I was playing with scalaz and thought I could extend Enum type class for something to make myself understand scalaz better. So I wrote this:
sealed abstract trait Counter
case object First extends Counter
case object Second extends Counter
case object Third extends Counter
implicit val enumCounter: Enum[Counter] = new Enum[Counter] {
override def succ(a: Counter): Counter = a match {
case First => Second
case Second => Third
case Third => First
}
override def pred(a: Counter): Counter = a match {
case First => Third
case Second => First
case Third => Second
}
override def order(x: Counter, y: Counter): Ordering = {
val map = Map[Counter, Int](First -> 0, Second -> 1, Third -> 2)
implicitly[Order[Int]].order(map(x), map(y))
}
}
println(First |=> Third)
println(First.succ)
But it turns out that it doesn't work as I hoped it will. First does not have succ nor |=>, because I've created Enum[Counter] but not Enum[First]. If I write First.asInstanceOf[Counter].succ it starts to resolve. Which is now obvious to me. But how can I implement Enum typeclass then in a simple way? I do not want to declare separate implicit values for each of Enum[First], Enum[Second]....
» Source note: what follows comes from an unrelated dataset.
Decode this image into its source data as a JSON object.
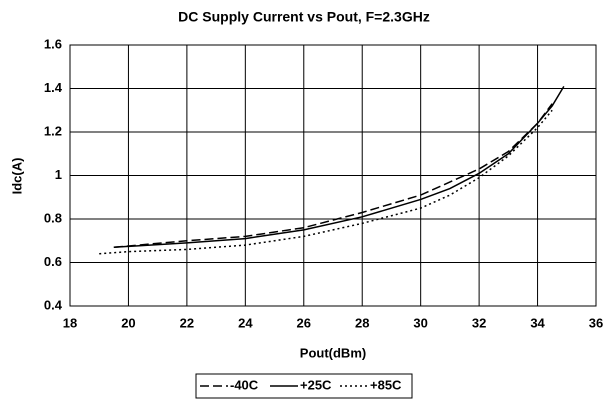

There are two possible solutions I am thinking of:
1) Make scala resolve Enum[First] as Enum[Counter]. But I cannot seem to understand how this can be possible as Enum can be only nonvariant
2) Maybe there is a solution in scalaz?
Otherwise Enum typeclass starts to be quite limited, as it does not supports Enum which sounds very weird.
I am actually not sure how much this question belongs to scalaz, it probably depends on whether the solution is (1) or (2). If the solution is (1) - this question is pure scala.